Who knows, maybe I'll even rise up to be Operations Manager there or maybe even be a Program Director. That'd be... kewl! ^___^
mood: serene, hopeful, excited n_n
A friend of mine told me a few days ago that the “men (?)” in my life have been taking advantage of me. Hmm… at first I thought she meant it in the ‘green’ way. ^^;; I was wrong.
I must admit she has a point. I’ve have had more than 2 guys cancel out dates on me at the very last minute with just the simplest of excuses to explain their reason. Heck, even hotel reservations need more than 2 hours cancellation notice otherwise you get charged a night room plus tax penalty! >.< one guy even chose sleep over going out with me. Sheesh, and here I thought I was a better person to get a better treatment than that. Apparently these guys thought different.

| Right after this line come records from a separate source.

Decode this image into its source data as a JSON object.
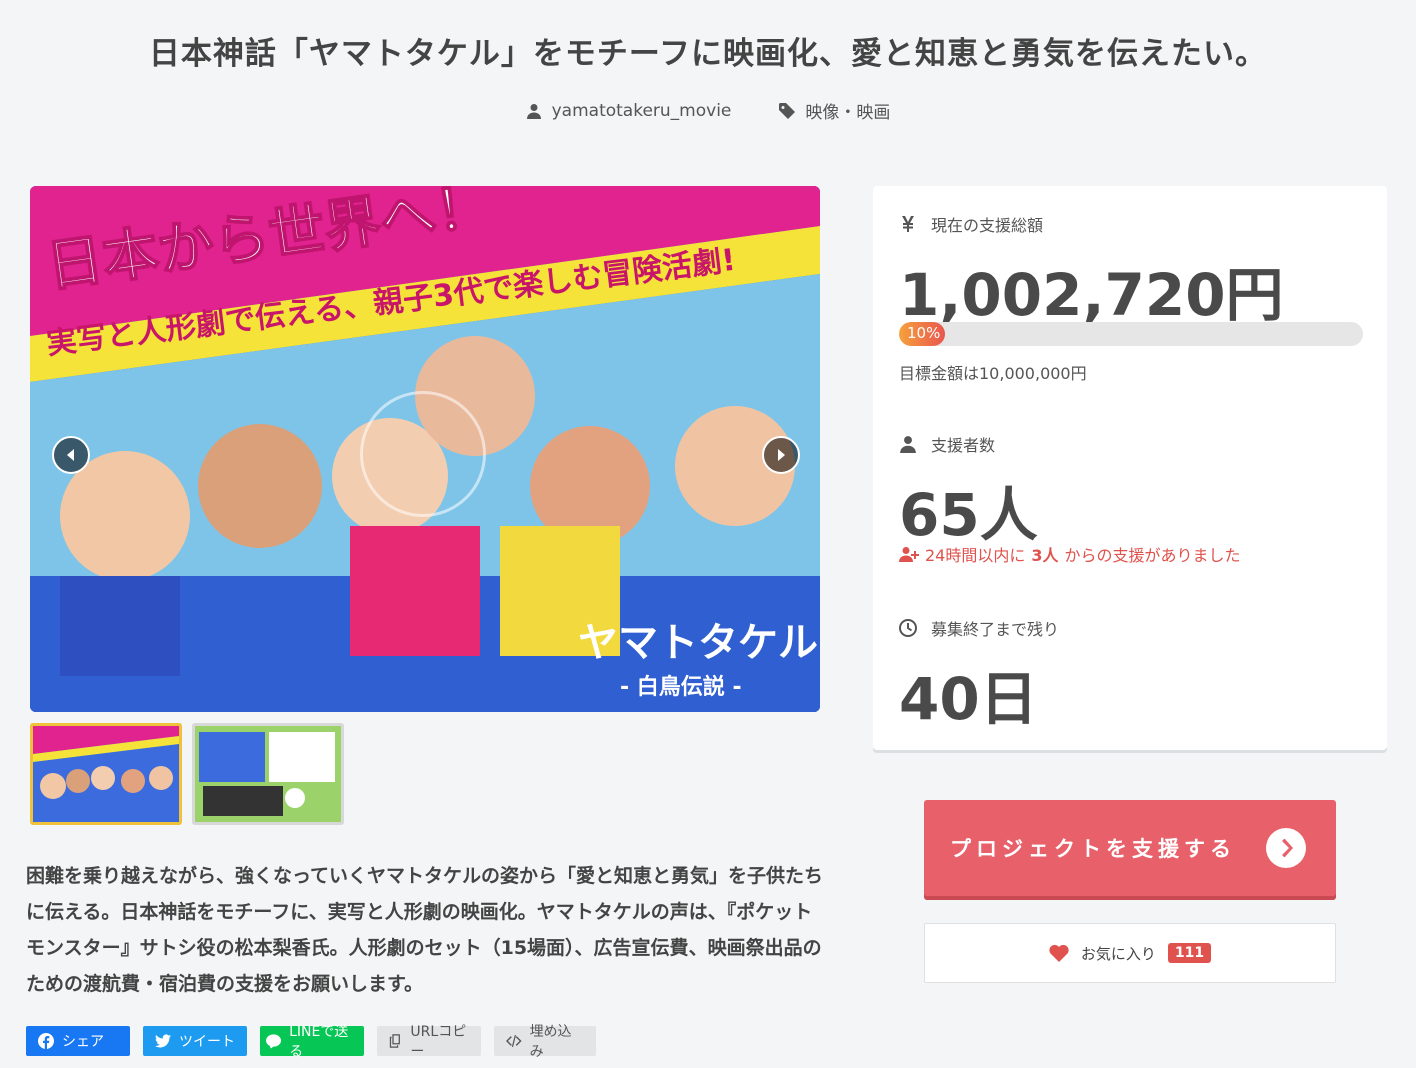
{
  "project": {
    "title": "日本神話「ヤマトタケル」をモチーフに映画化、愛と知恵と勇気を伝えたい。",
    "owner": "yamatotakeru_movie",
    "category": "映像・映画"
  },
  "hero": {
    "banner_line1": "日本から世界へ！",
    "banner_line2": "実写と人形劇で伝える、親子3代で楽しむ冒険活劇!",
    "logo_title": "ヤマトタケル",
    "logo_subtitle": "- 白鳥伝説 -"
  },
  "description": "困難を乗り越えながら、強くなっていくヤマトタケルの姿から「愛と知恵と勇気」を子供たちに伝える。日本神話をモチーフに、実写と人形劇の映画化。ヤマトタケルの声は、『ポケットモンスター』サトシ役の松本梨香氏。人形劇のセット（15場面）、広告宣伝費、映画祭出品のための渡航費・宿泊費の支援をお願いします。",
  "share": {
    "facebook": "シェア",
    "twitter": "ツイート",
    "line": "LINEで送る",
    "copy": "URLコピー",
    "embed": "埋め込み"
  },
  "stats": {
    "total_label": "現在の支援総額",
    "total_value": "1,002,720円",
    "progress_percent": 10,
    "progress_text": "10%",
    "goal_text": "目標金額は10,000,000円",
    "backers_label": "支援者数",
    "backers_value": "65人",
    "recent_prefix": "24時間以内に",
    "recent_count": "3人",
    "recent_suffix": "からの支援がありました",
    "remaining_label": "募集終了まで残り",
    "remaining_value": "40日"
  },
  "actions": {
    "support_label": "プロジェクトを支援する",
    "favorite_label": "お気に入り",
    "favorite_count": "111"
  },
  "colors": {
    "accent": "#e8616a",
    "progress_start": "#f7a13b",
    "progress_end": "#e8564f",
    "alert": "#e0524d"
  }
}
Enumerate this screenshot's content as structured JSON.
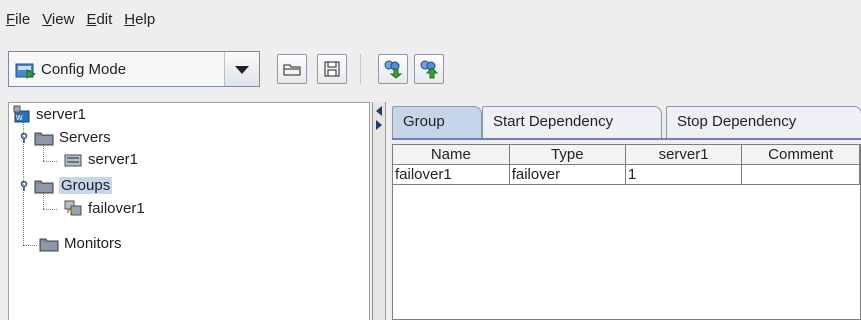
{
  "menu": {
    "file": {
      "mnemonic": "F",
      "rest": "ile"
    },
    "view": {
      "mnemonic": "V",
      "rest": "iew"
    },
    "edit": {
      "mnemonic": "E",
      "rest": "dit"
    },
    "help": {
      "mnemonic": "H",
      "rest": "elp"
    }
  },
  "toolbar": {
    "mode_selected": "Config Mode",
    "buttons": [
      "open-icon",
      "save-icon",
      "download-config-icon",
      "upload-config-icon"
    ]
  },
  "tree": {
    "root": "server1",
    "servers": "Servers",
    "server_item": "server1",
    "groups": "Groups",
    "group_item": "failover1",
    "monitors": "Monitors"
  },
  "tabs": [
    "Group",
    "Start Dependency",
    "Stop Dependency"
  ],
  "table": {
    "columns": [
      "Name",
      "Type",
      "server1",
      "Comment"
    ],
    "rows": [
      [
        "failover1",
        "failover",
        "1",
        ""
      ]
    ]
  },
  "colors": {
    "selection": "#c6d6ef",
    "active_tab": "#c6d5ea",
    "accent": "#1c3f6e"
  }
}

So, I was forced to do a leettle soul searching to find out if there is something about Maybelle that makes her dates take advantage of her. Frankly, I thought I was doing just fine on my own. Like, I was courteous, not too demanding, I most definitely do not nag as I hate talking unnecessarily, I was not rude. So, that kind of left me quite puzzled. I did the next best thing: I asked friends what they think.

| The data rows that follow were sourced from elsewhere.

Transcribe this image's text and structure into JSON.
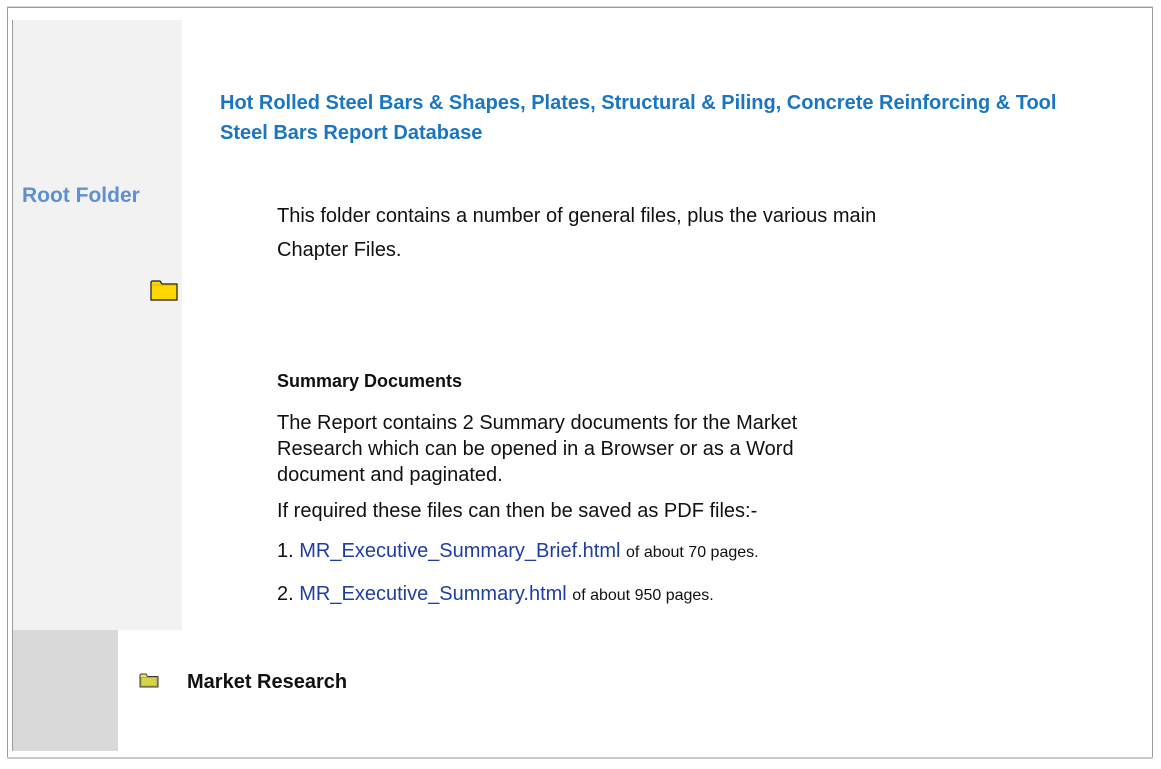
{
  "header": {
    "title": "Hot Rolled Steel Bars & Shapes, Plates, Structural & Piling, Concrete Reinforcing & Tool Steel Bars Report Database"
  },
  "sidebar": {
    "root_folder_label": "Root Folder",
    "root_folder_icon": "folder-icon"
  },
  "content": {
    "intro": "This folder contains a number of general files, plus the various main Chapter Files.",
    "summary_heading": "Summary Documents",
    "summary_description": "The Report contains 2 Summary documents for the Market Research which can be opened in a Browser or as a Word document and paginated.",
    "saved_note": "If required these files can then be saved as PDF files:-",
    "documents": [
      {
        "number": "1.",
        "link": "MR_Executive_Summary_Brief.html",
        "pages": "of about 70 pages."
      },
      {
        "number": "2.",
        "link": "MR_Executive_Summary.html",
        "pages": "of about 950 pages."
      }
    ]
  },
  "folders": {
    "market_research_label": "Market Research",
    "market_research_icon": "folder-icon"
  },
  "colors": {
    "title": "#1a76c2",
    "root_folder": "#5f8fd0",
    "link": "#1f3fa0",
    "folder_fill": "#ffd700",
    "panel_light": "#f2f2f2",
    "panel_dark": "#d9d9d9"
  }
}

Some of them told me it’s not me, it’s the guys I go out with –or try to go out with, that is. That they’re too involved in their own world to consider other person’s feeling but their own. But then again, I told her, more than thrice makes it a trend doesn’t it? Like for murder cases to be categorized as serial cases, it needs to happen at least 3 times first or something like that. Is it the same with love, dating and such? Kind of disturbing to compare dating to serial murder cases now that I think about it. Oh well.

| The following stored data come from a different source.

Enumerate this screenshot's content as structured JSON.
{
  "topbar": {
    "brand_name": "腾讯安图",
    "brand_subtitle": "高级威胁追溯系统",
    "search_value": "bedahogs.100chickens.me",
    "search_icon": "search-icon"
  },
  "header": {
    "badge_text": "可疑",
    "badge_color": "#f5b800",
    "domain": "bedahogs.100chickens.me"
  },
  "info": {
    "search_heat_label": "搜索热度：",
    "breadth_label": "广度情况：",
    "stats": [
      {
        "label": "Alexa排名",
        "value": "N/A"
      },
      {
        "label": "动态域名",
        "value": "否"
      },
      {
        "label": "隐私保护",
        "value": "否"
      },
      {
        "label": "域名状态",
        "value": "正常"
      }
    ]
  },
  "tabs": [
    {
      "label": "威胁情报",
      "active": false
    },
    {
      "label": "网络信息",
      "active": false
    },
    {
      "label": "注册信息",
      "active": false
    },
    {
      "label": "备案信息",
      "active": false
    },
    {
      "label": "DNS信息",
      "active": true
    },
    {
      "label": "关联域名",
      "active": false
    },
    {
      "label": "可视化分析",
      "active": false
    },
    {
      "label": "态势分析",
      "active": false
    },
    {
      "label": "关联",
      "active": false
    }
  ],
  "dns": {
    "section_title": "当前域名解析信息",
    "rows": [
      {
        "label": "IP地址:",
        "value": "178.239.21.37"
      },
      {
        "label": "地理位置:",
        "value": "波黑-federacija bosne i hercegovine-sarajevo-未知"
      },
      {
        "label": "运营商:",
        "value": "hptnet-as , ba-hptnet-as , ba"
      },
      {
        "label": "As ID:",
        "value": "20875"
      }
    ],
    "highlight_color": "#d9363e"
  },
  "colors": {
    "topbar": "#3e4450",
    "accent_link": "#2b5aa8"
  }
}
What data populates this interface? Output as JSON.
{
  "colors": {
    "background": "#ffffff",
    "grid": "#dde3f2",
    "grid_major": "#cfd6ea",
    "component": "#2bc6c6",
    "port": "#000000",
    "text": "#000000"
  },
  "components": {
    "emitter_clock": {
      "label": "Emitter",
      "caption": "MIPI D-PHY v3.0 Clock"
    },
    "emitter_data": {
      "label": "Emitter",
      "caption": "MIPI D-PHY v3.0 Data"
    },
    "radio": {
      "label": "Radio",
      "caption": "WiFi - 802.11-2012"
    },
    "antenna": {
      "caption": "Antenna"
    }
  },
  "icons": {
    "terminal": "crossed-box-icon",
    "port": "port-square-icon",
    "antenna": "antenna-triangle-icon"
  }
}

I did it. I have submitted my application for a Team Supervisor position in our company instead of just dilly dallying and just plain not doing anything productive. At first I thoguht I'm quite content with a rep's life. no pressure, no additional job other than take calls. But then, I am fed up with my supervisor's bullsh*t. She doesn't have an emapathic bone in her body and she doesn't know how to motivate her direct reports to save her life and I do not like that. Bottom line, she sucks as a supervisor. Period.
I do not want to be under her lousy rule so I'm moving up. Ha! And I decided to stop pursuing my "programming job" for now. For one, I do not know enough to make it. For another I think the trainer who was supposed to "train" me is too busy for that. So, there. I'll just pursue it again when I've all the necessary tools handy.
Sad, but then, that's reality for me. I'm not knowledgeable enough for the kind of work I want, so I'll settle for the jobs that I know and well, I enjoy working in a call center industry anyways so it's really no biggie.